As I said, the story is about Nancy’s journey so she is the main focus and each character that is introduced brings out a new side of her. What’s funny is I never particularly loved her, but I did enjoy reading about her. She was brave, but naive. She made terrible choices that made me want to scream at her, but she was smart enough to know how to get back on the right path. So you see, she had her faults and her strengths, which made her a well-rounded character. I admired how she explored gender identity and expression as well as her sexuality with curiosity, passion and honesty, always staying true to herself.
After all, there are moments in our lives that change us, that discontent us with out pasts and offer us new futures.

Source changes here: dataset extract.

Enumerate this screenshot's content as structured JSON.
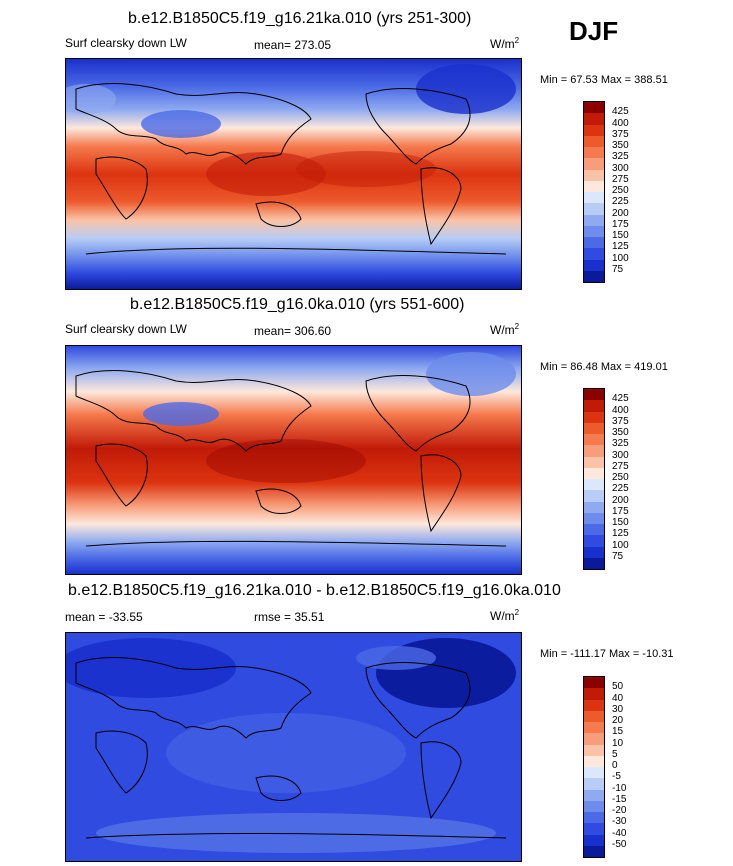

The other characters were very distinct and they all had a clear role to play in Nancy’s growth, but they weren’t mere plot devices. For example, Kitty and Diana had their own personalities and you understood them, but what ultimately made them stand out for me was their effect on Nancy. Florence was probably my favorite character of the novel. I loved how giving, kind and passionate she was. Nancy’s family wasn’t explored that much, which was something I didn’t like. The strain in their relationship after she leaves home was very disappointing and I expected it to be more important than it actually was.
We were girls with curious histories – girls with pasts like boxes with ill-fitting lids.

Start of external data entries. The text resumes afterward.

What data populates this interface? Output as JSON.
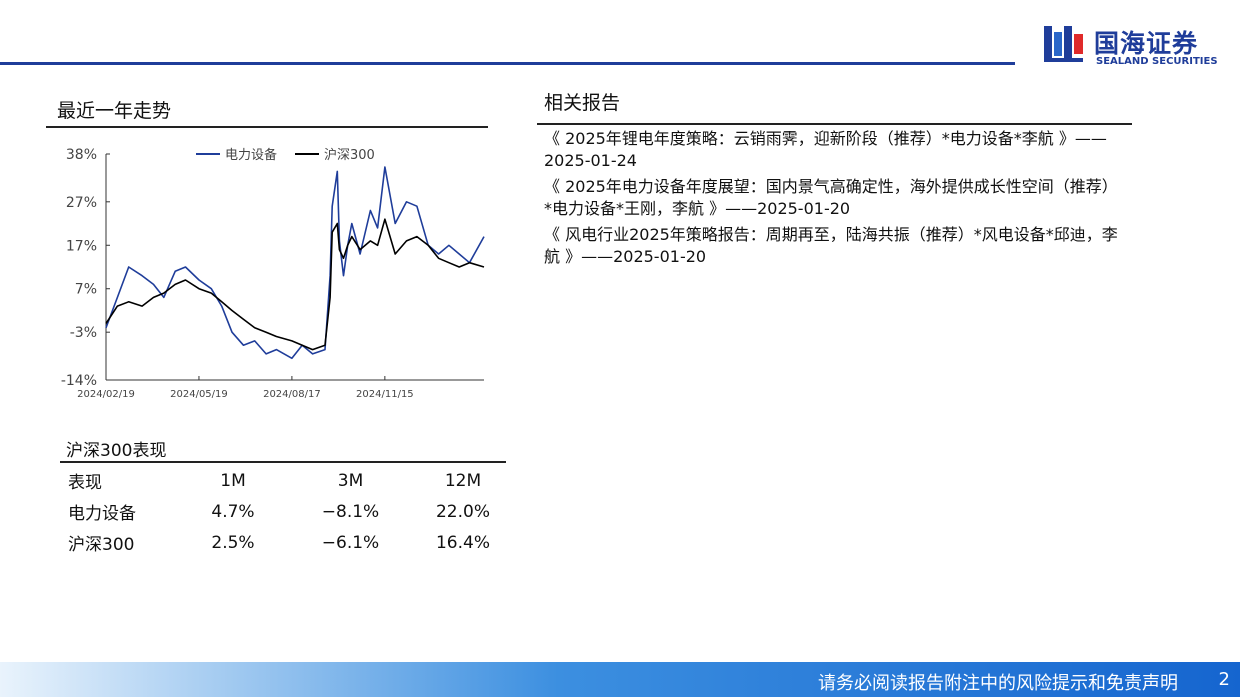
{
  "brand": {
    "name_cn": "国海证券",
    "name_en": "SEALAND SECURITIES",
    "color": "#1f3d9a"
  },
  "trend_section": {
    "title": "最近一年走势"
  },
  "chart_data": {
    "type": "line",
    "title": "",
    "xlabel": "",
    "ylabel": "",
    "ylim": [
      -14,
      38
    ],
    "yticks": [
      "38%",
      "27%",
      "17%",
      "7%",
      "-3%",
      "-14%"
    ],
    "ytick_values": [
      38,
      27,
      17,
      7,
      -3,
      -14
    ],
    "xticks": [
      "2024/02/19",
      "2024/05/19",
      "2024/08/17",
      "2024/11/15"
    ],
    "x_range": [
      "2024/02/19",
      "2025/02/19"
    ],
    "legend": [
      "电力设备",
      "沪深300"
    ],
    "legend_position": "top",
    "grid": false,
    "series": [
      {
        "name": "电力设备",
        "color": "#1f3d9a",
        "x": [
          "2024/02/19",
          "2024/03/01",
          "2024/03/12",
          "2024/03/25",
          "2024/04/05",
          "2024/04/15",
          "2024/04/26",
          "2024/05/06",
          "2024/05/19",
          "2024/05/31",
          "2024/06/10",
          "2024/06/20",
          "2024/07/01",
          "2024/07/12",
          "2024/07/23",
          "2024/08/02",
          "2024/08/17",
          "2024/08/27",
          "2024/09/06",
          "2024/09/18",
          "2024/09/23",
          "2024/09/25",
          "2024/09/30",
          "2024/10/02",
          "2024/10/06",
          "2024/10/10",
          "2024/10/14",
          "2024/10/22",
          "2024/11/01",
          "2024/11/08",
          "2024/11/15",
          "2024/11/25",
          "2024/12/06",
          "2024/12/16",
          "2024/12/27",
          "2025/01/06",
          "2025/01/16",
          "2025/01/26",
          "2025/02/05",
          "2025/02/19"
        ],
        "values": [
          -2,
          5,
          12,
          10,
          8,
          5,
          11,
          12,
          9,
          7,
          3,
          -3,
          -6,
          -5,
          -8,
          -7,
          -9,
          -6,
          -8,
          -7,
          10,
          26,
          34,
          18,
          10,
          17,
          22,
          15,
          25,
          21,
          35,
          22,
          27,
          26,
          17,
          15,
          17,
          15,
          13,
          19
        ]
      },
      {
        "name": "沪深300",
        "color": "#000000",
        "x": [
          "2024/02/19",
          "2024/03/01",
          "2024/03/12",
          "2024/03/25",
          "2024/04/05",
          "2024/04/15",
          "2024/04/26",
          "2024/05/06",
          "2024/05/19",
          "2024/05/31",
          "2024/06/10",
          "2024/06/20",
          "2024/07/01",
          "2024/07/12",
          "2024/07/23",
          "2024/08/02",
          "2024/08/17",
          "2024/08/27",
          "2024/09/06",
          "2024/09/18",
          "2024/09/23",
          "2024/09/25",
          "2024/09/30",
          "2024/10/02",
          "2024/10/06",
          "2024/10/10",
          "2024/10/14",
          "2024/10/22",
          "2024/11/01",
          "2024/11/08",
          "2024/11/15",
          "2024/11/25",
          "2024/12/06",
          "2024/12/16",
          "2024/12/27",
          "2025/01/06",
          "2025/01/16",
          "2025/01/26",
          "2025/02/05",
          "2025/02/19"
        ],
        "values": [
          -1,
          3,
          4,
          3,
          5,
          6,
          8,
          9,
          7,
          6,
          4,
          2,
          0,
          -2,
          -3,
          -4,
          -5,
          -6,
          -7,
          -6,
          5,
          20,
          22,
          16,
          14,
          17,
          19,
          16,
          18,
          17,
          23,
          15,
          18,
          19,
          17,
          14,
          13,
          12,
          13,
          12
        ]
      }
    ]
  },
  "perf_section": {
    "title": "沪深300表现",
    "headers": [
      "表现",
      "1M",
      "3M",
      "12M"
    ],
    "rows": [
      [
        "电力设备",
        "4.7%",
        "−8.1%",
        "22.0%"
      ],
      [
        "沪深300",
        "2.5%",
        "−6.1%",
        "16.4%"
      ]
    ]
  },
  "reports_section": {
    "title": "相关报告",
    "items": [
      "《 2025年锂电年度策略：云销雨霁，迎新阶段（推荐）*电力设备*李航 》——2025-01-24",
      "《 2025年电力设备年度展望：国内景气高确定性，海外提供成长性空间（推荐）*电力设备*王刚，李航 》——2025-01-20",
      "《 风电行业2025年策略报告：周期再至，陆海共振（推荐）*风电设备*邱迪，李航 》——2025-01-20"
    ]
  },
  "footer": {
    "disclaimer": "请务必阅读报告附注中的风险提示和免责声明",
    "page": "2"
  }
}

The plot started off a little slow, but when it finally picked up I couldn’t stop reading. Nancy gets herself in interesting and surprising situations, to say the least! My favorite part about the book was getting to know the different sides of London – the theater life, the renters, the high-society lesbians, the working class. I could picture it all perfectly.
As I mentioned earlier, the plot follows a formula that repeats itself and it’s predictable, but I still found myself entranced by the story. The writing definitely helped the fast pacing the book had. It was fantastic and I thought it had a superb balance between descriptions, insightful monologues, dialogues and plot driven scenes.
But all performers dress to suit their stages, I recalled. And what a stage was this – and what an audience!
Sarah Waters is known for her sex scenes, which made me wary, but I was glad to find they were not gratuitous, as Nancy’s sexuality is one of the biggest themes in the novel as part of her self-discovery. They are indicative of her level of maturity, her expectations and her feelings. Some of the other themes included were betrayal, independence, family, acceptance, and the buzz of socialism and feminism in that particular historical setting. I loved that each theme had its time to shine in different moments of the story. They weren’t forced into the plot, but rather flowed effortlessly from the setting and characters.
They walked together, and the world smiled to see it! They embraced on the street, and strangers were glad! While all the times I lived pale as a worm, cast out from pleasure, from comfort and ease.
I must say that even though at first I didn’t think much of this book, it ended up growing on me. As the plot moved along and characters were introduced, I started appreciating the themes and seeing Nancy grow. I loved the writing and how perfectly balanced it was, it was neither too simple nor too flowery. Although not everything was perfect, Nancy’s journey and the themes of the novel against the backdrop of Victorian London definitely stood out for me and made this a great read.